Despite the constant noise of traffic, the nonprofit farm’s programs grow just as quickly as their plants and vegetables. Over the past six years, the annual budget has grown from around $ 400,000 to nearly $ 1 million, with most of the funding coming from foundations and about 30 percent from individuals and families.
In collaboration with Spade & Plow, another farm in Santa Clara County, Veggielution is providing 200 farm boxes, which have also contained supplies for families since the beginning of the COVID-19 pandemic. The Eastside Connect program food truck will provide 80 meals at the Gardner Community Center for residents of two hotels with temporary accommodation. And the on-site farm stand has attracted so many people to buy products and eggs on Saturdays that it is now open on Mondays too. (Check out their programs at www.veggielution.org.)
Before the coronavirus occurred, Veggielution had expanded its agricultural education programs not only for adults, but also for middle and high school students. An offshoot in the SoFA district of the city center with a farm, garden beds and a food truck is being planned.
“Agriculture should always be a hearth for the community,” said Veggielution’s executive director Cayce hill. “At Veggielution we can introduce people with very different experiences on a farm.”

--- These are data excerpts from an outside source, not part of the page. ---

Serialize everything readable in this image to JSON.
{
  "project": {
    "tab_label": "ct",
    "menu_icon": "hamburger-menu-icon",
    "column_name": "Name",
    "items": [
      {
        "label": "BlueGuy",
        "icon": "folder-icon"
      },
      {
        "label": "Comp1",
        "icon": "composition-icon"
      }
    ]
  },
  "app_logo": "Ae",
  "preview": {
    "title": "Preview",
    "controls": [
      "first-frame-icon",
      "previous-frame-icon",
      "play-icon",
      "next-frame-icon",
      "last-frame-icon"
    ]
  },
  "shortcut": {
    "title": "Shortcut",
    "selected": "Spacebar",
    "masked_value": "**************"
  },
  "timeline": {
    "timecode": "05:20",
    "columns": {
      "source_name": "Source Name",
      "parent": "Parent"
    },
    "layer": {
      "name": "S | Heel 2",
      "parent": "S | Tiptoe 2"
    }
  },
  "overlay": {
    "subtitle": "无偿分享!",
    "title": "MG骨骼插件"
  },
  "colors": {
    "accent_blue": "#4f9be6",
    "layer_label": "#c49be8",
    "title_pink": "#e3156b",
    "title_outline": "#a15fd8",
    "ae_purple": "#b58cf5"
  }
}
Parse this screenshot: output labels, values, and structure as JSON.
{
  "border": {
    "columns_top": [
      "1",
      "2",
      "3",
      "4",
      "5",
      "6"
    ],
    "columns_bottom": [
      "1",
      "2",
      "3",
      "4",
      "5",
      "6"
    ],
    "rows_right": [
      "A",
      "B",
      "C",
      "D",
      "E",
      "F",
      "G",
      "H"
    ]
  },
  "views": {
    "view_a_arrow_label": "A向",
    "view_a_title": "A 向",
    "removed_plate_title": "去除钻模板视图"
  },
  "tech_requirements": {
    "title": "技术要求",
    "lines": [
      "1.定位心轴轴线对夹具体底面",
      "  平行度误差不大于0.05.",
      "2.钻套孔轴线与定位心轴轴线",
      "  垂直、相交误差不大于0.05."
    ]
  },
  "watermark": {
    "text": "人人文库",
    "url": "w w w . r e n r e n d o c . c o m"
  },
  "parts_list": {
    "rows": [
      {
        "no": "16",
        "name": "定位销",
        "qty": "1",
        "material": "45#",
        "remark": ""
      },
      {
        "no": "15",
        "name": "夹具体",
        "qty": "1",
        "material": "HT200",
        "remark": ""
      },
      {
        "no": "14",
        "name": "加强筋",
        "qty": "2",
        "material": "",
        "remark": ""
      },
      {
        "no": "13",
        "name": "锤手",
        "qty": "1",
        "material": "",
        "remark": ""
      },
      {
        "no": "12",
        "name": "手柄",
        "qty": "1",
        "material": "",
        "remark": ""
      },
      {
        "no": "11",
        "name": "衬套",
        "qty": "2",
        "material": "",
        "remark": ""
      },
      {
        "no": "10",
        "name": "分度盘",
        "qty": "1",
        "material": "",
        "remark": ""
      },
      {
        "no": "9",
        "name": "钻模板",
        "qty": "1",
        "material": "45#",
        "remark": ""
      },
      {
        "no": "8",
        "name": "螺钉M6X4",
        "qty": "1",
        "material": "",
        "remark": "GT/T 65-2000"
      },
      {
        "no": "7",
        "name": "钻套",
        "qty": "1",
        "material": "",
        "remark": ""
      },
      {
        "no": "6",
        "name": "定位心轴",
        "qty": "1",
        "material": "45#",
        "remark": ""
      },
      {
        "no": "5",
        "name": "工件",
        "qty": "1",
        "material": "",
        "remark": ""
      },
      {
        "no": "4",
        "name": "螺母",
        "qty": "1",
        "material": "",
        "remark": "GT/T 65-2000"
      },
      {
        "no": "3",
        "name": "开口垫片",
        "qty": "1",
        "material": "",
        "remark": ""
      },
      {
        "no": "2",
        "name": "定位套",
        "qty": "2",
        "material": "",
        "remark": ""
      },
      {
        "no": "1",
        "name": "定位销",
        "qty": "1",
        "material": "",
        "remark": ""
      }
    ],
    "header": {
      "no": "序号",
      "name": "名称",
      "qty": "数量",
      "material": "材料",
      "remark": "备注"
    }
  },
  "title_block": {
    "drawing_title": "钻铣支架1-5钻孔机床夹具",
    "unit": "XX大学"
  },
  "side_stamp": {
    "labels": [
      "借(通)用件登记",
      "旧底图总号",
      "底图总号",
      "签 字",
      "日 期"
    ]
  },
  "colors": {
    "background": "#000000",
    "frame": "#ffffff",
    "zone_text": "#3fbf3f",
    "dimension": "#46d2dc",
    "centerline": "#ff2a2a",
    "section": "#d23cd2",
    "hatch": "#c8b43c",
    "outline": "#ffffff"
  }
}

This works both ways too, as Veggielution reaches out to the various communities in San Jose to find out what to grow. This is why habanero chillies and huacatay, a Peruvian herb, are grown along with tomatoes and corn. Veggielution has also partnered with 4H for a solar powered composting system. Applied Materials brings its employees to the farm every day, and the San Jose Rotary Club is in the middle of a project to build new stalls for veggielution chickens (which are plentiful but not as ubiquitous as the peacocks that live on the farm strive around).
“There’s no reason East San Jose can’t be at the forefront when it comes to demonstrating sustainable practices and climate-friendly agriculture for our state,” said Hill.
GOLDEN CELEBRATION: Congratulations to Los Altos Art Docents as they celebrate 50 years of art teaching to elementary school students in the city. The 1970 of Nancy Marston and Marlene Grovehas not slowed down even during the pandemic. Lecturers worked over the summer to put art lessons together on video that could be used in the classroom or at home.
As part of its 50th anniversary, the voluntary group organized a logo competition for students from transition kindergarten to sixth grade. The winning logo will be shown along with the other 98 entries in Young at Art, an online art exhibition that will be online at www.losaltoshistory.org starting October 22nd.
SOOTHING SUCCULENTS: We all agree that anything that can reduce the stress on our health care workers during this pandemic is a good thing, and the Valley Medical Center Foundation came across an artistic idea that does just that. It’s a “plant bar” where staff from the Santa Clara County’s health care system hospitals have created their own lush gardens of colored sand and stones.
Plant therapy was provided by Little Shop of Horticulture, a botanical design studio in Santa Cruz, and has been a success so far. “People really love this,” said the executive director of the VMC Foundation Chris Wilder. “It’s so good when you can tell that people are smiling under their masks.”